Identità a fette

Mi ricollego ad un post di Alberto Maestri su LinkedIn che trovate cliccando qui. Andate a leggerlo e poi tornate che vi condivido qualche idea.

Come avete letto, i CEO o amministratori delegati, si espongono. Una volta si sarebbe detto che ‘ci mettono la faccia’ o, in questo caso, le dita, perché postano sui social.

Credo si tratti di microstorie identitarie che stimolano almeno due brevi riflessioni:

1. Qualche tempo fa ho sentito, durante una conferenza, che comunicare la nostra identità professionale significa affidare al mondo una fetta della nostra identità più profonda in modo strategico. Vuol dire essere se stessi anche nel lavoro, indossando l’abito che ci sta meglio quando andiamo in ufficio, magari non è la tuta di casa ma dentro ci siamo comunque noi.

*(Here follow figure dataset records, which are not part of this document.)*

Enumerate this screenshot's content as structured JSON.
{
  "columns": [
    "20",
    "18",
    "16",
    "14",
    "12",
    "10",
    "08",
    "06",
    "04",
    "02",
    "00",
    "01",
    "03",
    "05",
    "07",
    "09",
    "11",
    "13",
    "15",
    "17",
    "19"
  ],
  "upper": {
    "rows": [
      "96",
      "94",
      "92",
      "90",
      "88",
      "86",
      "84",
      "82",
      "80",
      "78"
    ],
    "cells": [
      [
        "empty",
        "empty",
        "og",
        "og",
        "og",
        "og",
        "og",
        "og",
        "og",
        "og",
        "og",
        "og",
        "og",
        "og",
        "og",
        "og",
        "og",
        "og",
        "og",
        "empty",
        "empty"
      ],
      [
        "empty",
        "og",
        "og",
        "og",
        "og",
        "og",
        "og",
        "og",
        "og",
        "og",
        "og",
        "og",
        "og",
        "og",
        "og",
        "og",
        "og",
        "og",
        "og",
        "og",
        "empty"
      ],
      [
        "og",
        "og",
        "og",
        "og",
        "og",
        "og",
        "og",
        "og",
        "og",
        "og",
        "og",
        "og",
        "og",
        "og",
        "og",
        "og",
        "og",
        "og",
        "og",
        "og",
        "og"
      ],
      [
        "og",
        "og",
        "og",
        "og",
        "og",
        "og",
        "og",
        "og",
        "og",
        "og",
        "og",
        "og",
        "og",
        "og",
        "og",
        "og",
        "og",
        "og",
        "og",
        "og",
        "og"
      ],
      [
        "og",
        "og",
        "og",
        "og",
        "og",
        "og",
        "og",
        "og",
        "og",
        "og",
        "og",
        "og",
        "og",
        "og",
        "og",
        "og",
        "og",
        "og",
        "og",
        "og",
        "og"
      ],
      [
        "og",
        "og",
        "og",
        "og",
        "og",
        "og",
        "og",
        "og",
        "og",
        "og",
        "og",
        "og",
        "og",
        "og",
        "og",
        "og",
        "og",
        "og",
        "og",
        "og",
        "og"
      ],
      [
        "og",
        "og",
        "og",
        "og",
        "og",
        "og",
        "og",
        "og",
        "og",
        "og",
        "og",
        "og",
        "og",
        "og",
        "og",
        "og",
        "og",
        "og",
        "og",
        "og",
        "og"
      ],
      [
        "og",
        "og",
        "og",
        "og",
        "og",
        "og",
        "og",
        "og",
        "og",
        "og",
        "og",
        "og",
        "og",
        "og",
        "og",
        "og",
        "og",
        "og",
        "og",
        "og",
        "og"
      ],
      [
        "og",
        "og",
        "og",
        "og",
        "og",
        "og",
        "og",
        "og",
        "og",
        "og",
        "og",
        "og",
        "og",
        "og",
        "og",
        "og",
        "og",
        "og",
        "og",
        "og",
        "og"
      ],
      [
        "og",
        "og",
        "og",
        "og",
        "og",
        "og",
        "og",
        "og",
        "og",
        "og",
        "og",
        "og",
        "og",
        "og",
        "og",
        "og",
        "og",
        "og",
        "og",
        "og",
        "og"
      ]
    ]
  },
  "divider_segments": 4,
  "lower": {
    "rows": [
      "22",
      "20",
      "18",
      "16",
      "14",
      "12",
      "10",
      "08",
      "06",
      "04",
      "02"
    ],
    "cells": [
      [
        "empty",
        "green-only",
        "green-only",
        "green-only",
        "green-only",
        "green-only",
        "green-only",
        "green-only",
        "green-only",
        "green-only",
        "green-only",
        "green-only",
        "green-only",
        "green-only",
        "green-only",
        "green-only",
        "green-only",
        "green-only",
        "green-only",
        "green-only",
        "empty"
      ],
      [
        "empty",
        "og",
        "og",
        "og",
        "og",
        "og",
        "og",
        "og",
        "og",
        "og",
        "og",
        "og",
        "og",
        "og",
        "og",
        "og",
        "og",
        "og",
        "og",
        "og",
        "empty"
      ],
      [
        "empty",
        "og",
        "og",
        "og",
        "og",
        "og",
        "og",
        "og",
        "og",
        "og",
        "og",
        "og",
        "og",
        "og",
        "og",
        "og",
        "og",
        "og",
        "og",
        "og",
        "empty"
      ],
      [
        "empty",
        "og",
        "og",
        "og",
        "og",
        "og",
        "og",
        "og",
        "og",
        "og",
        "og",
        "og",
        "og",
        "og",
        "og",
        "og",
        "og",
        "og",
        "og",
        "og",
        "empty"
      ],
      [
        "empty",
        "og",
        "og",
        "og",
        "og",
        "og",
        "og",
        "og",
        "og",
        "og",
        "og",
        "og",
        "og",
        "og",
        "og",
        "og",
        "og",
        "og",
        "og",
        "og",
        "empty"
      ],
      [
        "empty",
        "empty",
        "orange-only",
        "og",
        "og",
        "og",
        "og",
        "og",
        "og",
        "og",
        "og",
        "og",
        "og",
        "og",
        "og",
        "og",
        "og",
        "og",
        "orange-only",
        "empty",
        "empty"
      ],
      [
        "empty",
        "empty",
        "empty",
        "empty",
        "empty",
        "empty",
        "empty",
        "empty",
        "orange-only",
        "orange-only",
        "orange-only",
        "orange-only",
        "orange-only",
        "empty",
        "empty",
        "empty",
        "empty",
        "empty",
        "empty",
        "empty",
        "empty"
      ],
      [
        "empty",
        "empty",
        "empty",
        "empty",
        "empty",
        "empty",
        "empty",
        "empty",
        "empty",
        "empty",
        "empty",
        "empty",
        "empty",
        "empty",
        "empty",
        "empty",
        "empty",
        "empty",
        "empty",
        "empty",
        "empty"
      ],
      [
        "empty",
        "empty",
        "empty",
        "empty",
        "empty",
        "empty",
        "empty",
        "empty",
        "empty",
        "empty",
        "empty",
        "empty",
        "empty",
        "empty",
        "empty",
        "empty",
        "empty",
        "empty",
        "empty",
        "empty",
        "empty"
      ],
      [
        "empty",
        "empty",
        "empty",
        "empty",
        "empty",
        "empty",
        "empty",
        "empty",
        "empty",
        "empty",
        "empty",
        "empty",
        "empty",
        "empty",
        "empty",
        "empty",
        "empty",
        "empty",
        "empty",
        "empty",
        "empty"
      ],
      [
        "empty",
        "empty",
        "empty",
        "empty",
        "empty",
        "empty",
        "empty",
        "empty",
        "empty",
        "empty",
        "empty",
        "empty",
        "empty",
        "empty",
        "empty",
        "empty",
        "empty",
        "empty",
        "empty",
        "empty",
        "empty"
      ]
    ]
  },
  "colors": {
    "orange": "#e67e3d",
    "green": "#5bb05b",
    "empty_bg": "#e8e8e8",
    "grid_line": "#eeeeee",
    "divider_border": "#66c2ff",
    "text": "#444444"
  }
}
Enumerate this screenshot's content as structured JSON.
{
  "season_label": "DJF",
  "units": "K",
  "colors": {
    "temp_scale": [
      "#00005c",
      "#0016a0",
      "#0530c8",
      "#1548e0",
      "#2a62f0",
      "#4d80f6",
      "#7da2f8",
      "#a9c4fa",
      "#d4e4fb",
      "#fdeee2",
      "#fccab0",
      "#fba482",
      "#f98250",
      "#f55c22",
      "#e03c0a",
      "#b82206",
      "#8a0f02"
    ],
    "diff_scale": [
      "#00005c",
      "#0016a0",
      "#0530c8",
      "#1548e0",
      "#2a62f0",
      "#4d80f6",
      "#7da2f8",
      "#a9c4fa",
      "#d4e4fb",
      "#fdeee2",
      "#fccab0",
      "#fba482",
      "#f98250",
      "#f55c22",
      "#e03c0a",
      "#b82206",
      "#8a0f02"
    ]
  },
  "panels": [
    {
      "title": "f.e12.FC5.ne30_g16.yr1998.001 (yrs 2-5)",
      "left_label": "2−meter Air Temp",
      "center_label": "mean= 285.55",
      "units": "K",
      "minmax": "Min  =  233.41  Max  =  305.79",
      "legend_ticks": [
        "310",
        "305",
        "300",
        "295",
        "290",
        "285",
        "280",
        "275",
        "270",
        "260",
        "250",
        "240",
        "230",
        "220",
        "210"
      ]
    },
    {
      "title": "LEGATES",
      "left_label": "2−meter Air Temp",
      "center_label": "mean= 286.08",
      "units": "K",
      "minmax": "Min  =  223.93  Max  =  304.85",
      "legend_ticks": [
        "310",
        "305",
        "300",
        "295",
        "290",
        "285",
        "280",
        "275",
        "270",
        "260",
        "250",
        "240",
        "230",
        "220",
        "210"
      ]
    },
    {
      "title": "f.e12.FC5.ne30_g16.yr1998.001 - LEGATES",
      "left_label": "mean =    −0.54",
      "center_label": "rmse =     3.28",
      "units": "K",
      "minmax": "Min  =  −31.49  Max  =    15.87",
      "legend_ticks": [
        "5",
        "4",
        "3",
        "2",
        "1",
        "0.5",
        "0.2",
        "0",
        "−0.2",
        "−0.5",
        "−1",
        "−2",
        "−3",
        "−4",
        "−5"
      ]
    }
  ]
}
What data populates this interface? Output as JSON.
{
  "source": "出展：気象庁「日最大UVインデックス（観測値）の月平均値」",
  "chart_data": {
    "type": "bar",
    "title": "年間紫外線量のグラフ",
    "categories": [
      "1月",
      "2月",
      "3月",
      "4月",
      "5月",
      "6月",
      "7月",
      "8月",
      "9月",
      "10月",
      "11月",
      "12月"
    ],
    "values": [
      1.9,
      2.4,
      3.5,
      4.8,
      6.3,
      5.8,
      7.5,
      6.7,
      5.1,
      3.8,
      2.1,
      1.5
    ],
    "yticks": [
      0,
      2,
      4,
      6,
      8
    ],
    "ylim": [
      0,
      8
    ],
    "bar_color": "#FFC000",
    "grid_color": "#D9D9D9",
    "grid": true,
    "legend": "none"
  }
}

2. Se si tratta del proprietario dovrebbe essere più semplice perché le aziende un po’ somigliano a chi le ha create. Nel caso si tratti di un amministratore, proprietà e manager dovranno scegliersi, basandosi su competenze tecniche ma in uguale misura su quanto le due identità siano allineate in termini di valori. Credo che gli archetipi e le connessioni profonde tra di essi possono essere un perfetto punto di partenza.

Aggiungo che, in questa somiglianza, non devono necessariamente esserci gli stessi archetipi ma, ad esempio, un eroe e un ribelle spesso si supportano a vicenda, un saggio e un esploratore, un sovrano e un mago…

Domandina finale: anche se non sei CEO, la tua azienda, ti somiglia?